It proceeds then to demonstrate this statement in a form of a tragedy, in the classical sense of the term.
It talks about the consequences characters bring upon themselves by their actions, and whether or not they were free to do otherwise. Spoilers.
Griffith personnifies the very idea of determinism. He believes
...
he has some place destined for him, the "dream" he talks about. Everything seems to come naturally to him, he's a stranger to the notion of effort. He has this calm confidence of a man knowing he will succeed no matter what, he's won the battle without fighting it, because it's his fate afterall.
Guts couldn't care less about fate. "You should be dead", that's what the entire world around him tells him, and he defies it since his birth. "The Struggler", putting his whole soul into every fight in order to survive.
He is the anthithesis of Griffith, that's why he is a mystery to him. "If I'm really bound by fate, how can this man be so free ?" You almost hear him ask. Guts' existence is a threat to his dream, that Casca understands well. He makes Griffith irrational, emotional, doubting about his destiny ("Do you think I'm a terrible person ?").
To oppose this notion, Griffith decides to make Guts his. By taking him as a part of his army, he believes he can control this unpredictable force of nature.
However Guts leaves, and for one day Griffith's fate is defeated by free will. Or so it seems.
The ending shows us otherwise. "The laws of causality" can't be avoided and the events unfold, predictible as the Eclipse.
Griffith's real nature is revealed to him, the one of a butcher who will rise to power, an ideal Nietzschean hero and he does nothing but to accept it by his words. He just couldn't do otherwise.

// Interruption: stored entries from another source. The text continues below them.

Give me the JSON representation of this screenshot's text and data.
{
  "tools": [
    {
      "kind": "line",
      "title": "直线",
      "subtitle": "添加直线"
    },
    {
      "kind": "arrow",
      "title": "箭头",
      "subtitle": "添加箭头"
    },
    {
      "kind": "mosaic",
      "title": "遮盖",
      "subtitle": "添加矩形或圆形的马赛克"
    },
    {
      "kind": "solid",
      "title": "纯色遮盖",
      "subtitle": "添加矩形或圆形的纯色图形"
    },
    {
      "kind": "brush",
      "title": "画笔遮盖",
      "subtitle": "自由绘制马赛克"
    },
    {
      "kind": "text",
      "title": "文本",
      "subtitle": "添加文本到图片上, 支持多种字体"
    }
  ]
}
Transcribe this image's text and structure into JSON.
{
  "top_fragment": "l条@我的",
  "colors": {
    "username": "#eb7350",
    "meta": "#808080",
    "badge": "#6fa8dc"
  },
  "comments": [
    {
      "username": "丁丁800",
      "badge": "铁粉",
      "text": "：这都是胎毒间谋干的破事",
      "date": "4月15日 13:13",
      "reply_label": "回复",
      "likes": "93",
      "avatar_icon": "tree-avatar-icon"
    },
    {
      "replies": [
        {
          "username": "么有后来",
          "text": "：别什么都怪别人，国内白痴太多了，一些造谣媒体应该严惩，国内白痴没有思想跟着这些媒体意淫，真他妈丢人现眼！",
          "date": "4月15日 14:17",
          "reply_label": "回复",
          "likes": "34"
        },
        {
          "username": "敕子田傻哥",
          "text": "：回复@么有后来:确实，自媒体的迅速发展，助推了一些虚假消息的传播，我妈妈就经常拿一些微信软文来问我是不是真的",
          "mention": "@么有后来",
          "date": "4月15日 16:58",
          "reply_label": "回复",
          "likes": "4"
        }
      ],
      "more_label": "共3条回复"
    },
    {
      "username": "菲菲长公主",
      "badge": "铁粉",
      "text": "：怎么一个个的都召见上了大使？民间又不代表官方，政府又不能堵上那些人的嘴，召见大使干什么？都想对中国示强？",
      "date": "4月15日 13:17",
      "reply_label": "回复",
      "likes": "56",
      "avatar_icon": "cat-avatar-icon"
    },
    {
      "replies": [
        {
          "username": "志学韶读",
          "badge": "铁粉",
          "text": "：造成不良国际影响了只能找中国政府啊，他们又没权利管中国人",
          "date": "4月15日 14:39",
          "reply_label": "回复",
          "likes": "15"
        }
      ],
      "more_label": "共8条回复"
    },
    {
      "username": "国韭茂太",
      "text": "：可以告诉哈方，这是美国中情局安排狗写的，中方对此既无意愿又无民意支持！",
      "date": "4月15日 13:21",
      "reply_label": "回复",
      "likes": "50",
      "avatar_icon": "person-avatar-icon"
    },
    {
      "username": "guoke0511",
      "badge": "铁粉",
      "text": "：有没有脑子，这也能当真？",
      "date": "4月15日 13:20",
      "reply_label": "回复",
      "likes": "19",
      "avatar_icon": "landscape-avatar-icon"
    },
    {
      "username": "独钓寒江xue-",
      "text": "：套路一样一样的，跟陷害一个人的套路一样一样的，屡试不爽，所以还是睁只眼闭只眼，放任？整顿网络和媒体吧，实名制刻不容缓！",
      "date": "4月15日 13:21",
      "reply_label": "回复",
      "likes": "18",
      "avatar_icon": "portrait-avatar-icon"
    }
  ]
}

Is it to say that Griffith did nothing wrong ?
Comes the catharsis of the tragedy, in the form of the final scene. It shows the true face of Nietzschean heroes, which are nothing more than monsters that have lost all trace of humanity, and like in history it takes a traumatic event to fully understand it.
Even if free will is no more, this surely can't be the answer.
Berserk's answer is existentialism.
When troubled by Griffith's words by talking about the need to have a dream in life, Guts leaves in search for meaning. So he asks Godot about why he beacame a blacksmith. The old man aswers : "I didn't choose this. This is who I am". "But," he adds "there is still one thing I like about it : the sparks. I like seeing sparks. Breathtaking life, bursting before my eyes for just a moment... my life."
This is the message Miura delivers, that even without having a choice in your life, what's important is that you should experience it, feel it.
That's what Guts is all about. Though if it seems dark, cruel and hopeless and everything leagues against you, this is the only life you will ever get, so take it while you can.
The beauty is that it happens.
Also, the music was great, the animation a bit lazy at times and you should check out the outtakes of the english dub.